Minister for Agriculture Charlie McConalogue has not committed to issuing all of the delayed Agri-Climate Rural Environmental Scheme (ACRES) co-operation payments by the end of February.

Around €100m in payments is due to be paid to 18,000 farmers under the ACRES co-operation stream.

Speaking to the Irish Farmers Journal, Minister McConalogue confirmed that the Department of Agriculture will begin issuing these payments in February.

“We’ll look to pay as many as we possibly can throughout the month of February. There are still some of the general [stream payments] that are continuing to be cleared, there is a pipeline there.

“As it moves on, we will get a sense of exactly where all the different applicants are at,” he said.
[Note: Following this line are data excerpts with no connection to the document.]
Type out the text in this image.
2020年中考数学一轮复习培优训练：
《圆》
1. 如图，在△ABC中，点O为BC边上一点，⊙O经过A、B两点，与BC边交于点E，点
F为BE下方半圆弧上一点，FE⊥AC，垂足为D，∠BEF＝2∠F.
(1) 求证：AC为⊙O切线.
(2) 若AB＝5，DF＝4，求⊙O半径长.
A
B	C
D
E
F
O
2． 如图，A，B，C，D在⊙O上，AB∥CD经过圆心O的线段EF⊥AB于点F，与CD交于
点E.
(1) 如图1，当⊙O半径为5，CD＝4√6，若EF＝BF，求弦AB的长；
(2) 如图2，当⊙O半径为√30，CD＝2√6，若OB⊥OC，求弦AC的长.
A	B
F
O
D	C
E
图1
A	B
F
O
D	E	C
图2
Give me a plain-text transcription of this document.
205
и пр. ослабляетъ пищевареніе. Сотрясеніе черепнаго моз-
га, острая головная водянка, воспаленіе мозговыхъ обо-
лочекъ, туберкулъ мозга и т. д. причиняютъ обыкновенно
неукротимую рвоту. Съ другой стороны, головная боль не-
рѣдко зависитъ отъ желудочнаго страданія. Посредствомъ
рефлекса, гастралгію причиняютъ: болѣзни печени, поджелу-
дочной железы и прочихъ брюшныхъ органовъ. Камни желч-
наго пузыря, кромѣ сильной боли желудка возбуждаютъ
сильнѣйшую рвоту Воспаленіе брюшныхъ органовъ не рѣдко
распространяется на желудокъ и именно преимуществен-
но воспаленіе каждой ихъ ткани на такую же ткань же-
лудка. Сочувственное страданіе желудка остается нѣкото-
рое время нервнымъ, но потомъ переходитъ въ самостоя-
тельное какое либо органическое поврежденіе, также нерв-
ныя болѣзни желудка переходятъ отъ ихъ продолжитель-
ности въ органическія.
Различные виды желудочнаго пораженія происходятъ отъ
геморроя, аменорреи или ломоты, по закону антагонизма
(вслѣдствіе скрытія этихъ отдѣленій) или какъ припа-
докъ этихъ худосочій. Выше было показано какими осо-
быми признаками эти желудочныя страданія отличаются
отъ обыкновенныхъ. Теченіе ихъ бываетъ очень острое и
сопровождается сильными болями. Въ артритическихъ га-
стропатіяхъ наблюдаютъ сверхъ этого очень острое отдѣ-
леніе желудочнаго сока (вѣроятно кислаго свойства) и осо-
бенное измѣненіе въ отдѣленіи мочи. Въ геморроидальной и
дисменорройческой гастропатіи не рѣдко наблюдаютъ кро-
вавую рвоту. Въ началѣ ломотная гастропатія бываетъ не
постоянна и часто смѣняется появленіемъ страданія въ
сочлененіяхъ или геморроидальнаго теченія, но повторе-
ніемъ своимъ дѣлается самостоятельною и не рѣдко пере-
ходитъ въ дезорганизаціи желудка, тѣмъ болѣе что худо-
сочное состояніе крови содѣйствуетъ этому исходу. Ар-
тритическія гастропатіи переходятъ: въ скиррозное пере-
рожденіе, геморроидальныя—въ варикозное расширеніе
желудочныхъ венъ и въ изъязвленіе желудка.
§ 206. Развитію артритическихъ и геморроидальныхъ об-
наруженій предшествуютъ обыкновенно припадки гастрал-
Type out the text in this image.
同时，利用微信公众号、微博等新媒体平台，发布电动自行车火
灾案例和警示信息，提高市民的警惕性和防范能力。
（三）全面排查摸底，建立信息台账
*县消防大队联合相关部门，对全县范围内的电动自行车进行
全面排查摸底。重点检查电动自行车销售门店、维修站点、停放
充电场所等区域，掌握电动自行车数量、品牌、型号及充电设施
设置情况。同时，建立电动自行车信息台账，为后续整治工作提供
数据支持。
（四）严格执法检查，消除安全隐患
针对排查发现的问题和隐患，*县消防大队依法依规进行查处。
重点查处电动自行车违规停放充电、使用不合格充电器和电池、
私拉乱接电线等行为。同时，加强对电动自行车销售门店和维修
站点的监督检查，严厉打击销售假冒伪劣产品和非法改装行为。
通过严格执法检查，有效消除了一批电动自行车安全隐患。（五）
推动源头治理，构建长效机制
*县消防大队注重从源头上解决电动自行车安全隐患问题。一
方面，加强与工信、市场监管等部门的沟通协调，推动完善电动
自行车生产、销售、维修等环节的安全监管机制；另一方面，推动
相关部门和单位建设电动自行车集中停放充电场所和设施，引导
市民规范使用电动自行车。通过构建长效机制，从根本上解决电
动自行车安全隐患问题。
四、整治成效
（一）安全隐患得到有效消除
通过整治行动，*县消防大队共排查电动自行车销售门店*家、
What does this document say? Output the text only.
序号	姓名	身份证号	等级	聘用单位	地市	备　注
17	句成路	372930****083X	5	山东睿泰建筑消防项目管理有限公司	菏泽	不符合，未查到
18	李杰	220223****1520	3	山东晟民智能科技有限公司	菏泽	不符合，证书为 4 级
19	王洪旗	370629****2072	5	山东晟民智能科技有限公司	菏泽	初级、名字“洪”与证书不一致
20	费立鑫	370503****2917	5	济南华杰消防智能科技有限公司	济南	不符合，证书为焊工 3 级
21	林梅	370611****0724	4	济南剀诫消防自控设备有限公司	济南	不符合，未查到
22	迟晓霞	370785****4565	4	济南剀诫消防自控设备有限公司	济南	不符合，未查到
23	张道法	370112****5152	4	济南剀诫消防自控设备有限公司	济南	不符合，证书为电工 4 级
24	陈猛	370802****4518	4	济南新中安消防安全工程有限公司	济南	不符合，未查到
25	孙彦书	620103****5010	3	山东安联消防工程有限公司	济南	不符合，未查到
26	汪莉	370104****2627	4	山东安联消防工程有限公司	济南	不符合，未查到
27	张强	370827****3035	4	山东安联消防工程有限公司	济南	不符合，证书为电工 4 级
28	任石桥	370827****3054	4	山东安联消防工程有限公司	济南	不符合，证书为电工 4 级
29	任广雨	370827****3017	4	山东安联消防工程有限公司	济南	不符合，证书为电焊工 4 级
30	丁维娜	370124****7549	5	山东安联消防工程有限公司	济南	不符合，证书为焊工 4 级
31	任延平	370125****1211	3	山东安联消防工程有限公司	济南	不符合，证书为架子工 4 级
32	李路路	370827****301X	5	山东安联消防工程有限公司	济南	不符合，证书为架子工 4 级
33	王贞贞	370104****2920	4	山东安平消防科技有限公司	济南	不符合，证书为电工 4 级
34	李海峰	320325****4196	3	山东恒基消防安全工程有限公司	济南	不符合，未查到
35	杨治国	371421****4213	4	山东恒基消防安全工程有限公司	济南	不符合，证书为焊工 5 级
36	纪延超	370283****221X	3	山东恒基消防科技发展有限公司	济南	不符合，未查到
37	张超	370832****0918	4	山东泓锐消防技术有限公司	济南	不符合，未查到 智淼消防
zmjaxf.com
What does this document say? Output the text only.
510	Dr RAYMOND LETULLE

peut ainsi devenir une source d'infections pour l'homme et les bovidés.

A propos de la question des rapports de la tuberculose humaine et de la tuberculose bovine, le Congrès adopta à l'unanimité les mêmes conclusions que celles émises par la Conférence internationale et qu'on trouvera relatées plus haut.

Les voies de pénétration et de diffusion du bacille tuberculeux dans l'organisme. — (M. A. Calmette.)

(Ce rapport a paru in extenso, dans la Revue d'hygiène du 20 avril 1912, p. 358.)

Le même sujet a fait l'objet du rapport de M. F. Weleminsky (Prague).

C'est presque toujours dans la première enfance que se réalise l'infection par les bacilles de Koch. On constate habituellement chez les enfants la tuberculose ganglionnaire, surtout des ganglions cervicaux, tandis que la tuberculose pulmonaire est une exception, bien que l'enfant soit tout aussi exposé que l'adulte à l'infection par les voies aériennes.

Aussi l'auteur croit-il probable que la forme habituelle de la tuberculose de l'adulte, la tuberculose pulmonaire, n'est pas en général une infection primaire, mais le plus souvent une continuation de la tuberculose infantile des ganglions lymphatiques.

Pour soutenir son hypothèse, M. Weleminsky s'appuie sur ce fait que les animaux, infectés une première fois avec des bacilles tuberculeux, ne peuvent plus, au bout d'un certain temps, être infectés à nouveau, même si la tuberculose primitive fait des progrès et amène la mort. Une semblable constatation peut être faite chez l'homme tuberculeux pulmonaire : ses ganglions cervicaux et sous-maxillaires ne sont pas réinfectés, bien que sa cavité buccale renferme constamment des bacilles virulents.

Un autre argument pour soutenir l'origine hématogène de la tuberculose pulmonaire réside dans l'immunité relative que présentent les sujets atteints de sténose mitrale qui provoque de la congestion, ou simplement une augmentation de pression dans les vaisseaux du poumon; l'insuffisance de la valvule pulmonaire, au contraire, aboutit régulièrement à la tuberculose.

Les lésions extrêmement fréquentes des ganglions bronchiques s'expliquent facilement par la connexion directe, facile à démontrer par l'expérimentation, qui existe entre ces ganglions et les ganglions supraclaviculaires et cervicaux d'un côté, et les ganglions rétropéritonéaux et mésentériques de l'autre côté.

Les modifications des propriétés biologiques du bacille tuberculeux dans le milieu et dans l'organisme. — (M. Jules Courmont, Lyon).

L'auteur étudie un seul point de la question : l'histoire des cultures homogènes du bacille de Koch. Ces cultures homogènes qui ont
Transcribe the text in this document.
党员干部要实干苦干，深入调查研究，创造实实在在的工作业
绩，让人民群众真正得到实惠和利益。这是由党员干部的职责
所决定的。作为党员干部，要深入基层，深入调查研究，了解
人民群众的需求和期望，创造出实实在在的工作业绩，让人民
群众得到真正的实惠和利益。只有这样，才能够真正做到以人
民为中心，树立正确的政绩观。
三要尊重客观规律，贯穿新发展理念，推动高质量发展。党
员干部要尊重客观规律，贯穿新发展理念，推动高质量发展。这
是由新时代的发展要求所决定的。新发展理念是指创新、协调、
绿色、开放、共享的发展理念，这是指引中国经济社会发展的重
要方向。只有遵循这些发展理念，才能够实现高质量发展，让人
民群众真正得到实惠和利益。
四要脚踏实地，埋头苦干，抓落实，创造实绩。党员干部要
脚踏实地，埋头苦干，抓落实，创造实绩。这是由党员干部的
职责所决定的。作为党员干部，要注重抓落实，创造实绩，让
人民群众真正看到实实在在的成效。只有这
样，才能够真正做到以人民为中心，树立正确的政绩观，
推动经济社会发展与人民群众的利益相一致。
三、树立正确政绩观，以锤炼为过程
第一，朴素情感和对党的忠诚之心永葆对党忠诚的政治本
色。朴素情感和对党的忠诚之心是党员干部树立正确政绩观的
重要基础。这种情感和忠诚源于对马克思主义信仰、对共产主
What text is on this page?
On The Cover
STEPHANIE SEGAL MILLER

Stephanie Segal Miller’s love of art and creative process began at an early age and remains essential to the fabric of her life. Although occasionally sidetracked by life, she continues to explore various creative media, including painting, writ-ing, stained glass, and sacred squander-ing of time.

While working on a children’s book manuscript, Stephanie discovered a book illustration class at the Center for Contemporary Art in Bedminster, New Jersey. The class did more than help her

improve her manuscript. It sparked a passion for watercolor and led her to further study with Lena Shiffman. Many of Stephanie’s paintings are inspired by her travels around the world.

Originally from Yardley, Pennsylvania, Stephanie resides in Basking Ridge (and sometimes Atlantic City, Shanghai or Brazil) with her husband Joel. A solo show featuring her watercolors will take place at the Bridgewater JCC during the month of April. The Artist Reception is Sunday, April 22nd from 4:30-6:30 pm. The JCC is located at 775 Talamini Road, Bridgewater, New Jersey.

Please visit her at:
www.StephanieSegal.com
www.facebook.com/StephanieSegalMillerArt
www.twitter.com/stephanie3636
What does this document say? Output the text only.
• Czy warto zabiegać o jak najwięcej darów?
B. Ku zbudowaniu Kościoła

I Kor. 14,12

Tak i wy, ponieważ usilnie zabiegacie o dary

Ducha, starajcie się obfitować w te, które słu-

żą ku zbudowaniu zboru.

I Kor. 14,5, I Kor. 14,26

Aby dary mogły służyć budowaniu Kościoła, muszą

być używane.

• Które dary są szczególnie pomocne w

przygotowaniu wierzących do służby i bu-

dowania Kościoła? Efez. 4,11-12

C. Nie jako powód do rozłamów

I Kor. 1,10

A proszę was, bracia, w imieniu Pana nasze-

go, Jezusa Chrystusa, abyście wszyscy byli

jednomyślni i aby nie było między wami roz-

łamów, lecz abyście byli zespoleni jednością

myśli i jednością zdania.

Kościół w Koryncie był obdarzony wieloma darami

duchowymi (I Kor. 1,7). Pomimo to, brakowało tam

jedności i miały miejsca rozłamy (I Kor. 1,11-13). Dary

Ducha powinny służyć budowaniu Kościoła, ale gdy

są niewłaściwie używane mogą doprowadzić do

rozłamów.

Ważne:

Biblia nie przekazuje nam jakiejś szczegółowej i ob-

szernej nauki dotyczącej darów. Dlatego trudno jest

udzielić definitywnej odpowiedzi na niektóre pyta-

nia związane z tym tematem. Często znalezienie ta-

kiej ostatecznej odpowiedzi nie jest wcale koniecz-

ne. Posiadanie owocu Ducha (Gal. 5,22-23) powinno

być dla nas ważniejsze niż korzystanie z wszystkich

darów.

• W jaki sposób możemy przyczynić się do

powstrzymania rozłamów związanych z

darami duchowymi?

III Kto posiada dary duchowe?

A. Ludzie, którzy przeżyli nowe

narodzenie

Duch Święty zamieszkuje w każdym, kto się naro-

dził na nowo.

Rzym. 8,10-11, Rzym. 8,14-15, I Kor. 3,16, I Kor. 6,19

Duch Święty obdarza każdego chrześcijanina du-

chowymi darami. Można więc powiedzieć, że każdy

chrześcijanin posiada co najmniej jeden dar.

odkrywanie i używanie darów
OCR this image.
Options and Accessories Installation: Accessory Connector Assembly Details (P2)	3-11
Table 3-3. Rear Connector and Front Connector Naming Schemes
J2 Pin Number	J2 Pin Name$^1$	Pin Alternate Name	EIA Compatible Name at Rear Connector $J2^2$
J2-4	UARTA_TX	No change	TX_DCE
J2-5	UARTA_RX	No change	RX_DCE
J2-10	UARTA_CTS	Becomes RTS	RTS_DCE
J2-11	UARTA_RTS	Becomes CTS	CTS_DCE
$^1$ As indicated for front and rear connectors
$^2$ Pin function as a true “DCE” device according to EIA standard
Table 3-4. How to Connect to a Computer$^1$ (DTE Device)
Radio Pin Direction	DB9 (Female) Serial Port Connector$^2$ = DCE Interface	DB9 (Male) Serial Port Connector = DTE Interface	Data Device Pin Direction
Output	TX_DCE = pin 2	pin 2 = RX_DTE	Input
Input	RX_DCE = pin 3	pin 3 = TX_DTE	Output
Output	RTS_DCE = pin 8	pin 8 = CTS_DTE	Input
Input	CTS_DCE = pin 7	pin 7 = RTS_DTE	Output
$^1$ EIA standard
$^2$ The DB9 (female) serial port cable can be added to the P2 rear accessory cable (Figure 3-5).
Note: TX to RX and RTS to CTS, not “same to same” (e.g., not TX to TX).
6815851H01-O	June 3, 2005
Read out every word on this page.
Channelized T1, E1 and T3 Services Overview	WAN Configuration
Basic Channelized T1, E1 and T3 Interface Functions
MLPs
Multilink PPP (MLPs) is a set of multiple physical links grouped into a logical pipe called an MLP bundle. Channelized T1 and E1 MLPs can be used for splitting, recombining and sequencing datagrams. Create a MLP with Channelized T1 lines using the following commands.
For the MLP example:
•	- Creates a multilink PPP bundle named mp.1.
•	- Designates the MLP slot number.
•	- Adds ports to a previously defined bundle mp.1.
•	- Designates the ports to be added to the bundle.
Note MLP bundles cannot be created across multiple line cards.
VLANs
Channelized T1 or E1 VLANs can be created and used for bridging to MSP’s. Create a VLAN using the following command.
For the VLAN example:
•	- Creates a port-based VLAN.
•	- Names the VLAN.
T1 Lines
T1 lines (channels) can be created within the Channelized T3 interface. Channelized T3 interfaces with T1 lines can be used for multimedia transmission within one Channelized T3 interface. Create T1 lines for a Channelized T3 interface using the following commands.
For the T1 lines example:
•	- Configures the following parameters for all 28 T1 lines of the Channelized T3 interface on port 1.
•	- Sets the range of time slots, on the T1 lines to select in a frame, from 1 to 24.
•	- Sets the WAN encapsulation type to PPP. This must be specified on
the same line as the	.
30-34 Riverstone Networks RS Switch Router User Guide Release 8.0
It was announced in December that farmers in the ACRES co-operation stream would not be paid before Christmas as anticipated.

Reacting to the minister’s comments, Vincent Roddy of the Irish Natura and Hill Farmers Association (INHFA) said it was “vital” that all ACRES farmers in co-operation areas were paid in February at a minimum.

Meanwhile, farmers will find out in early March if they are in or out of the oversubscribed ACRES, a spokesperson for the minister said.

It emerged in December that tranche two of ACRES was oversubscribed, with 5,000 farmers set to miss out on a place.

The capacity of ACRES in total is 50,000. Under tranche one, 46,000 of those spots were taken up and 9,000 applied to tranche two.

Minister McConalogue said he cannot accommodate these 5,000 farmers in the scheme at present.

“We do have a limit, and the budget I have is for 50,000, so the most I have a budget for this year is 4,000,” he said.